Since foreign keys are typically the IDs of another AR class, cardinality usually will be high. But again, this depends on your data. In my example if there are many Foo
s but few Bar
s, many of the entries in my join table will have simliar bar_id
s. With bar_id
s having a low cardinality, an index on bar_id
may never be used and may be getting in the way by having the database devote time and resources* to adding to this index every time a new bars_foos
entry is created.

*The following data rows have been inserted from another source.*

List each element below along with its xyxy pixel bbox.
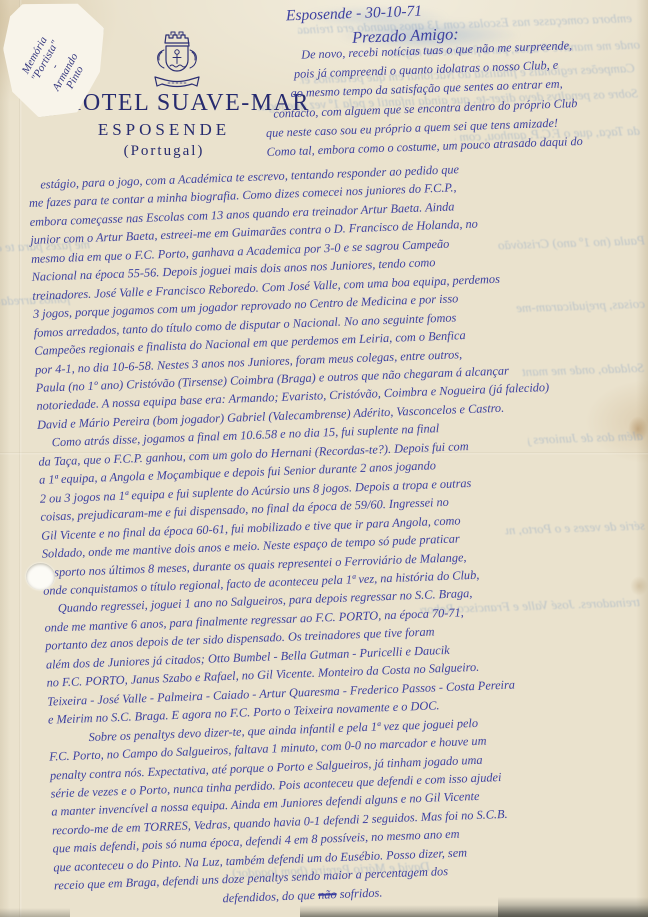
scan-edge-smudge bbox=[498, 897, 648, 917]
esposende-crest-icon bbox=[140, 30, 214, 92]
hole-punch bbox=[26, 563, 55, 590]
hotel-city: ESPOSENDE bbox=[58, 120, 270, 140]
scan-edge-smudge bbox=[0, 908, 70, 917]
letter-intro: De novo, recebi notícias tuas o que não … bbox=[263, 34, 648, 163]
closing-struck-word: não bbox=[318, 887, 337, 902]
closing-prefix: defendidos, do que bbox=[222, 888, 318, 905]
scanned-letter-page: embora começasse nas Escolas com 13 anos… bbox=[0, 0, 648, 917]
closing-suffix: sofridos. bbox=[336, 885, 382, 901]
hotel-country: (Portugal) bbox=[58, 143, 270, 160]
letter-body-lines: estágio, para o jogo, com a Académica te… bbox=[28, 153, 648, 895]
letter-body: estágio, para o jogo, com a Académica te… bbox=[28, 153, 648, 913]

The same goes with many Bar
s and few Foo
s and few of both.
一般的教训是,当考虑表上的索引时,决定这个字段是否都被查找,并且这个字段是否具有很高的基数。也就是说,这个字段有很多不同的值吗?在大多数连接表的情况下,依赖,我们必须更仔细地考虑数据表示的内容和关系本身。在我的情况下,我将拥有 多个 Foo
和 Bar
通过相关的 bar
查找 Foo
,反之亦然。
The general lesson is that when considering an index on a table, decide if the entries will be both looked up by this field and if this field has a high cardinality. That is, does this field have many distinct values? In the case of most join tables "it depends" and we must think more carefully about what the data represents and the relationships themselves. In my case, I will have both many Foo
s and Bar
s and will be looking up Foo
s by their associated bar
s and vice versa.
我在办公室的另一个好的答案是,你为什么担心你的索引?建立你的应用程序!
Another good answer I got at the office was, "why are you worrying about your indexes? Build your app!"
* In a similar question on indexes on STI it was pointed out that the cost of an index is very low so when in doubt, just add it.
这篇关于连接表的最佳SQL索引的文章就介绍到这了,希望我们推荐的答案对大家有所帮助,也希望大家多多支持IT屋!